Walau dari luar masyarakat sekitar sungai Putih tampak biasa-biasa saja, tapi dari sorot mata dan perilakunya terbaca dengan jelas bahwa mereka mengalami rasa ngeri, takut, dan cemas kalau-kalau banjir ini akan dengan cepat berubah menjadi banjir bandang seperti bencana sebelumnya. Ada perasaan ketakutan dan ketidakberdayaan bila menghadapi kemurkaan alam seperti sekarang ini.

Di balik rasa ingin tahu dan ketergesa-gesaan orang-orang yang datang dan pergi di pinggir sungai Putih tersebut, tersembunyi rasa takut, cemas dan rasa tidak aman yang mendera hati dan pikiran mereka.
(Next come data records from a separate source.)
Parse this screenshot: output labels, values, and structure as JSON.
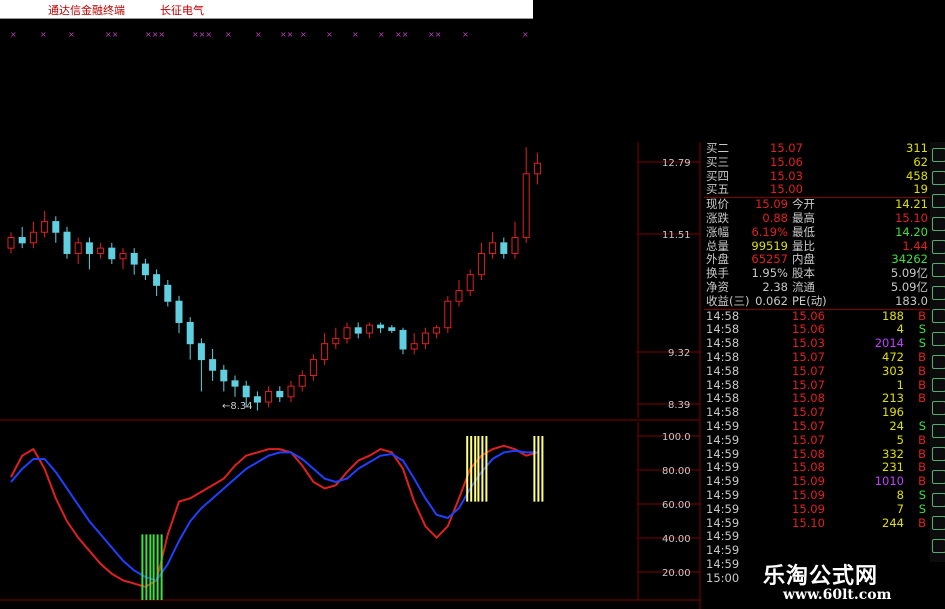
{
  "topbar": {
    "app_title": "通达信金融终端",
    "stock_name": "长征电气"
  },
  "price_axis": {
    "labels": [
      "12.79",
      "11.51",
      "9.32",
      "8.39"
    ],
    "low_marker": "←8.34"
  },
  "indicator_axis": {
    "labels": [
      "100.0",
      "80.00",
      "60.00",
      "40.00",
      "20.00"
    ]
  },
  "quote_panel": {
    "bids": [
      {
        "label": "买二",
        "price": "15.07",
        "vol": "311"
      },
      {
        "label": "买三",
        "price": "15.06",
        "vol": "62"
      },
      {
        "label": "买四",
        "price": "15.03",
        "vol": "458"
      },
      {
        "label": "买五",
        "price": "15.00",
        "vol": "19"
      }
    ],
    "stats": [
      {
        "l1": "现价",
        "v1": "15.09",
        "l2": "今开",
        "v2": "14.21"
      },
      {
        "l1": "涨跌",
        "v1": "0.88",
        "l2": "最高",
        "v2": "15.10"
      },
      {
        "l1": "涨幅",
        "v1": "6.19%",
        "l2": "最低",
        "v2": "14.20"
      },
      {
        "l1": "总量",
        "v1": "99519",
        "l2": "量比",
        "v2": "1.44"
      },
      {
        "l1": "外盘",
        "v1": "65257",
        "l2": "内盘",
        "v2": "34262"
      },
      {
        "l1": "换手",
        "v1": "1.95%",
        "l2": "股本",
        "v2": "5.09亿"
      },
      {
        "l1": "净资",
        "v1": "2.38",
        "l2": "流通",
        "v2": "5.09亿"
      },
      {
        "l1": "收益(三)",
        "v1": "0.062",
        "l2": "PE(动)",
        "v2": "183.0"
      }
    ]
  },
  "ticks": [
    {
      "time": "14:58",
      "price": "15.06",
      "vol": "188",
      "side": "B"
    },
    {
      "time": "14:58",
      "price": "15.06",
      "vol": "4",
      "side": "S"
    },
    {
      "time": "14:58",
      "price": "15.03",
      "vol": "2014",
      "side": "S"
    },
    {
      "time": "14:58",
      "price": "15.07",
      "vol": "472",
      "side": "B"
    },
    {
      "time": "14:58",
      "price": "15.07",
      "vol": "303",
      "side": "B"
    },
    {
      "time": "14:58",
      "price": "15.07",
      "vol": "1",
      "side": "B"
    },
    {
      "time": "14:58",
      "price": "15.08",
      "vol": "213",
      "side": "B"
    },
    {
      "time": "14:58",
      "price": "15.07",
      "vol": "196",
      "side": ""
    },
    {
      "time": "14:59",
      "price": "15.07",
      "vol": "24",
      "side": "S"
    },
    {
      "time": "14:59",
      "price": "15.07",
      "vol": "5",
      "side": "B"
    },
    {
      "time": "14:59",
      "price": "15.08",
      "vol": "332",
      "side": "B"
    },
    {
      "time": "14:59",
      "price": "15.08",
      "vol": "231",
      "side": "B"
    },
    {
      "time": "14:59",
      "price": "15.09",
      "vol": "1010",
      "side": "B"
    },
    {
      "time": "14:59",
      "price": "15.09",
      "vol": "8",
      "side": "S"
    },
    {
      "time": "14:59",
      "price": "15.09",
      "vol": "7",
      "side": "S"
    },
    {
      "time": "14:59",
      "price": "15.10",
      "vol": "244",
      "side": "B"
    },
    {
      "time": "14:59",
      "price": "",
      "vol": "",
      "side": ""
    },
    {
      "time": "14:59",
      "price": "",
      "vol": "",
      "side": ""
    },
    {
      "time": "14:59",
      "price": "",
      "vol": "",
      "side": ""
    },
    {
      "time": "15:00",
      "price": "",
      "vol": "",
      "side": ""
    }
  ],
  "watermark": {
    "cn": "乐淘公式网",
    "url": "www.60lt.com"
  },
  "colors": {
    "up": "#e02020",
    "down": "#60d0e0",
    "k_line": "#e02020",
    "d_line": "#2040ff",
    "signal_buy": "#40e040",
    "signal_sell": "#ffff80",
    "grid": "#800000"
  },
  "chart_data": {
    "type": "candlestick",
    "price_range": [
      8.2,
      13.4
    ],
    "indicator_range": [
      0,
      100
    ],
    "candles": [
      {
        "o": 11.4,
        "c": 11.6,
        "h": 11.7,
        "l": 11.3
      },
      {
        "o": 11.6,
        "c": 11.5,
        "h": 11.8,
        "l": 11.4
      },
      {
        "o": 11.5,
        "c": 11.7,
        "h": 11.9,
        "l": 11.4
      },
      {
        "o": 11.7,
        "c": 11.9,
        "h": 12.1,
        "l": 11.6
      },
      {
        "o": 11.9,
        "c": 11.7,
        "h": 12.0,
        "l": 11.5
      },
      {
        "o": 11.7,
        "c": 11.3,
        "h": 11.8,
        "l": 11.2
      },
      {
        "o": 11.3,
        "c": 11.5,
        "h": 11.6,
        "l": 11.1
      },
      {
        "o": 11.5,
        "c": 11.3,
        "h": 11.6,
        "l": 11.0
      },
      {
        "o": 11.3,
        "c": 11.4,
        "h": 11.5,
        "l": 11.2
      },
      {
        "o": 11.4,
        "c": 11.2,
        "h": 11.5,
        "l": 11.1
      },
      {
        "o": 11.2,
        "c": 11.3,
        "h": 11.4,
        "l": 11.0
      },
      {
        "o": 11.3,
        "c": 11.1,
        "h": 11.4,
        "l": 10.9
      },
      {
        "o": 11.1,
        "c": 10.9,
        "h": 11.2,
        "l": 10.8
      },
      {
        "o": 10.9,
        "c": 10.7,
        "h": 11.0,
        "l": 10.5
      },
      {
        "o": 10.7,
        "c": 10.4,
        "h": 10.8,
        "l": 10.3
      },
      {
        "o": 10.4,
        "c": 10.0,
        "h": 10.5,
        "l": 9.8
      },
      {
        "o": 10.0,
        "c": 9.6,
        "h": 10.1,
        "l": 9.3
      },
      {
        "o": 9.6,
        "c": 9.3,
        "h": 9.7,
        "l": 8.7
      },
      {
        "o": 9.3,
        "c": 9.1,
        "h": 9.5,
        "l": 8.9
      },
      {
        "o": 9.1,
        "c": 8.9,
        "h": 9.2,
        "l": 8.7
      },
      {
        "o": 8.9,
        "c": 8.8,
        "h": 9.0,
        "l": 8.6
      },
      {
        "o": 8.8,
        "c": 8.6,
        "h": 8.9,
        "l": 8.4
      },
      {
        "o": 8.6,
        "c": 8.5,
        "h": 8.7,
        "l": 8.34
      },
      {
        "o": 8.5,
        "c": 8.7,
        "h": 8.8,
        "l": 8.4
      },
      {
        "o": 8.7,
        "c": 8.6,
        "h": 8.8,
        "l": 8.5
      },
      {
        "o": 8.6,
        "c": 8.8,
        "h": 8.9,
        "l": 8.5
      },
      {
        "o": 8.8,
        "c": 9.0,
        "h": 9.1,
        "l": 8.7
      },
      {
        "o": 9.0,
        "c": 9.3,
        "h": 9.4,
        "l": 8.9
      },
      {
        "o": 9.3,
        "c": 9.6,
        "h": 9.8,
        "l": 9.2
      },
      {
        "o": 9.6,
        "c": 9.7,
        "h": 9.9,
        "l": 9.5
      },
      {
        "o": 9.7,
        "c": 9.9,
        "h": 10.0,
        "l": 9.6
      },
      {
        "o": 9.9,
        "c": 9.8,
        "h": 10.0,
        "l": 9.7
      },
      {
        "o": 9.8,
        "c": 9.95,
        "h": 10.0,
        "l": 9.7
      },
      {
        "o": 9.95,
        "c": 9.9,
        "h": 10.0,
        "l": 9.8
      },
      {
        "o": 9.9,
        "c": 9.85,
        "h": 9.95,
        "l": 9.8
      },
      {
        "o": 9.85,
        "c": 9.5,
        "h": 9.9,
        "l": 9.4
      },
      {
        "o": 9.5,
        "c": 9.6,
        "h": 9.8,
        "l": 9.4
      },
      {
        "o": 9.6,
        "c": 9.8,
        "h": 9.9,
        "l": 9.5
      },
      {
        "o": 9.8,
        "c": 9.9,
        "h": 9.95,
        "l": 9.7
      },
      {
        "o": 9.9,
        "c": 10.4,
        "h": 10.5,
        "l": 9.8
      },
      {
        "o": 10.4,
        "c": 10.6,
        "h": 10.8,
        "l": 10.3
      },
      {
        "o": 10.6,
        "c": 10.9,
        "h": 11.0,
        "l": 10.5
      },
      {
        "o": 10.9,
        "c": 11.3,
        "h": 11.5,
        "l": 10.8
      },
      {
        "o": 11.3,
        "c": 11.5,
        "h": 11.7,
        "l": 11.2
      },
      {
        "o": 11.5,
        "c": 11.3,
        "h": 11.6,
        "l": 11.2
      },
      {
        "o": 11.3,
        "c": 11.6,
        "h": 11.9,
        "l": 11.2
      },
      {
        "o": 11.6,
        "c": 12.8,
        "h": 13.3,
        "l": 11.5
      },
      {
        "o": 12.8,
        "c": 13.0,
        "h": 13.2,
        "l": 12.6
      }
    ],
    "kd_k": [
      75,
      88,
      92,
      80,
      62,
      48,
      38,
      30,
      22,
      16,
      12,
      10,
      8,
      12,
      40,
      60,
      62,
      66,
      70,
      74,
      82,
      88,
      90,
      92,
      92,
      90,
      82,
      72,
      68,
      70,
      78,
      85,
      88,
      92,
      90,
      80,
      60,
      45,
      38,
      45,
      62,
      80,
      88,
      92,
      94,
      92,
      88,
      90
    ],
    "kd_d": [
      72,
      80,
      86,
      86,
      78,
      68,
      58,
      48,
      40,
      32,
      24,
      18,
      14,
      12,
      22,
      36,
      48,
      56,
      62,
      68,
      74,
      80,
      84,
      88,
      90,
      90,
      86,
      80,
      74,
      72,
      74,
      80,
      84,
      88,
      89,
      85,
      74,
      62,
      52,
      50,
      56,
      68,
      78,
      86,
      90,
      91,
      90,
      90
    ],
    "buy_signals": [
      12,
      13
    ],
    "sell_signals": [
      41,
      42,
      47
    ]
  }
}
Pertanyaan-pertanyaan yang sama terulang-ulang di hati dan pikiran mereka: Akankah banjir ini akan menjadi banjir bandang seperti bencana kemarin dulu? Akankah bencana akan terulang? Apakah keluarga dan rumahku aman bila terjadi bencana susulan?

Jam 14.04 hujan mulai turun di Pasar Bunot dan sekitarnya. Para “penonton” banjir besar di pinggir sungai Putih ini bubar dengan sendirinya. Ketika hujan menjadi semakin deras, maka saya pun segera balik ke rumah. Sampai jam 14.35 terjadi hujan deras di Desa Kemiri, tapi suara gemuruh banjir di sungai Putih sudah tidak terdengar lagi.
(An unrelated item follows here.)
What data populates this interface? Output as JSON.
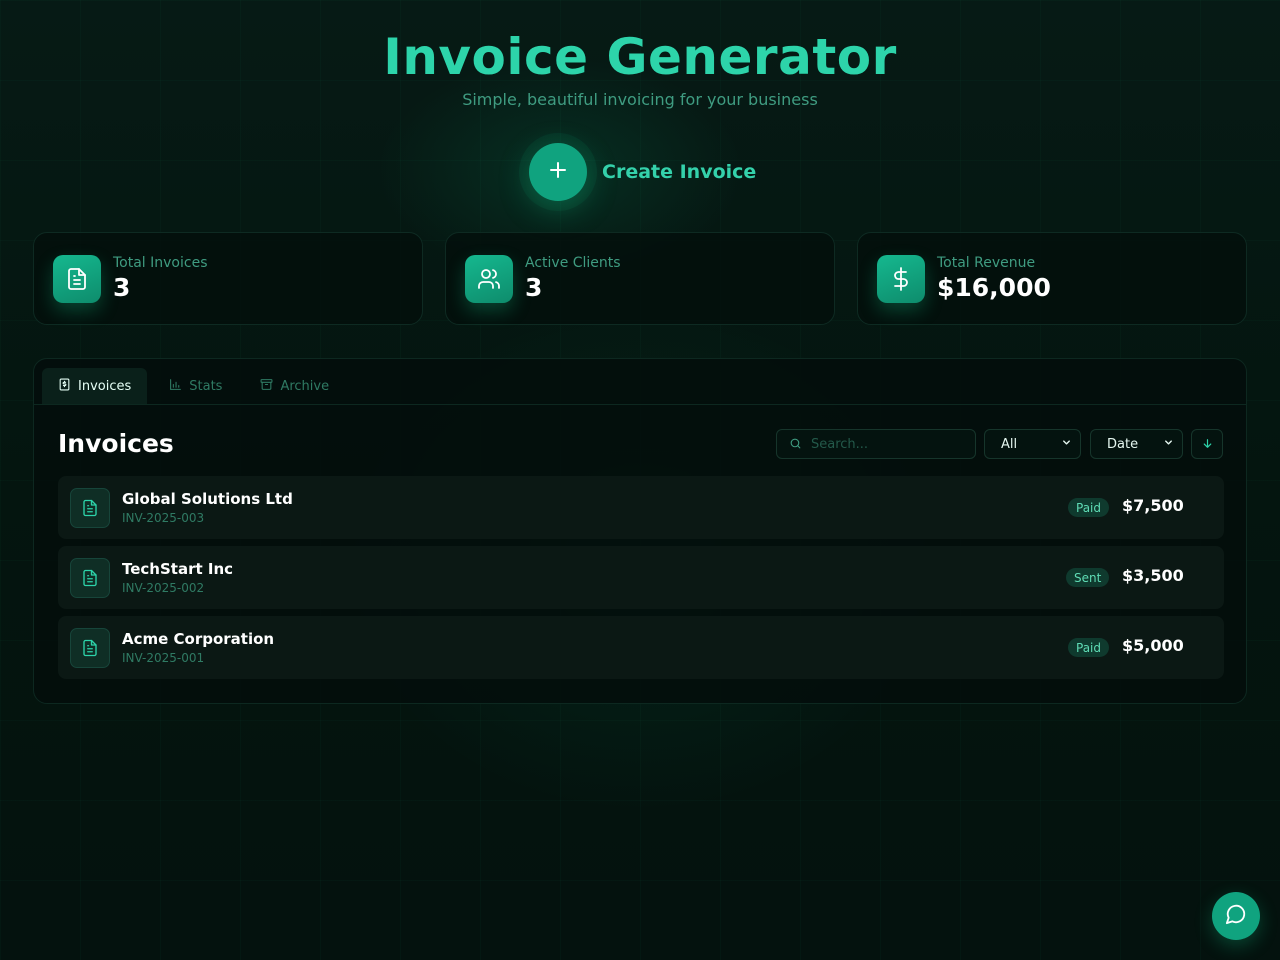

Desa Kemiri, 21 Februari 2006
Pelapor pandangan mata,

Djuni Pristiyanto

Pengelolaan kawasan bantaran sungai untuk mengurangi risiko

Pengelolaan kawasan bantaran sungai untuk
mengurangi risiko bencana di Jember


ALIANSI MASYARAKAT PEDULI BENCANA (AMPB) JEMBER
Jl. Mujaer No. 1 Sukorambi, Jember
Telp.: 0331 - 427213, Fax: 0331 – 486589
Email : senoaji@cbn.net.id, Blog: http://bencana-jember.blogspot.com/


No. : 01/AMPB/II/06
Lamp. : -
Hal : Pengelolaan kawasan bantaran sungai
untuk mengurangi risiko bencana di Jember


Jember, 22 Februari 2006


Kepada :
Yth. Ketua Satlak PBP Kab. Jember
di -
Jember



Dengan hormat,

Bencana banjir bandang dan longsor telah terjadi di Jember pada tanggal 30 Desember 2005 dan 1 Januari 2006. Longsoran tanah bercampur air hujan menerjang dan membawa balok-balok kayu dan tunggul kayu dari perkebunan sehingga menjadi banjir bandang, air lumpur bercampur bongkahan batu besar dan balok kayu di sepanjang daerah aliran sungai yang berhulu di Gunung Argopuro yaitu Kali Putih, sungai Krenceng, sungai Dinoyo, sungai Pakis, sungai Jompo dan sungai Bondoyudo. Sungai-sungai itu bertemu menjadi sungai Bedadung yang melintasi kota Jember. Banjir bandang menerjang desa-desa di sepanjang daerah aliran sungai tersebut, sehingga berjatuhan korban manusia dan harta benda.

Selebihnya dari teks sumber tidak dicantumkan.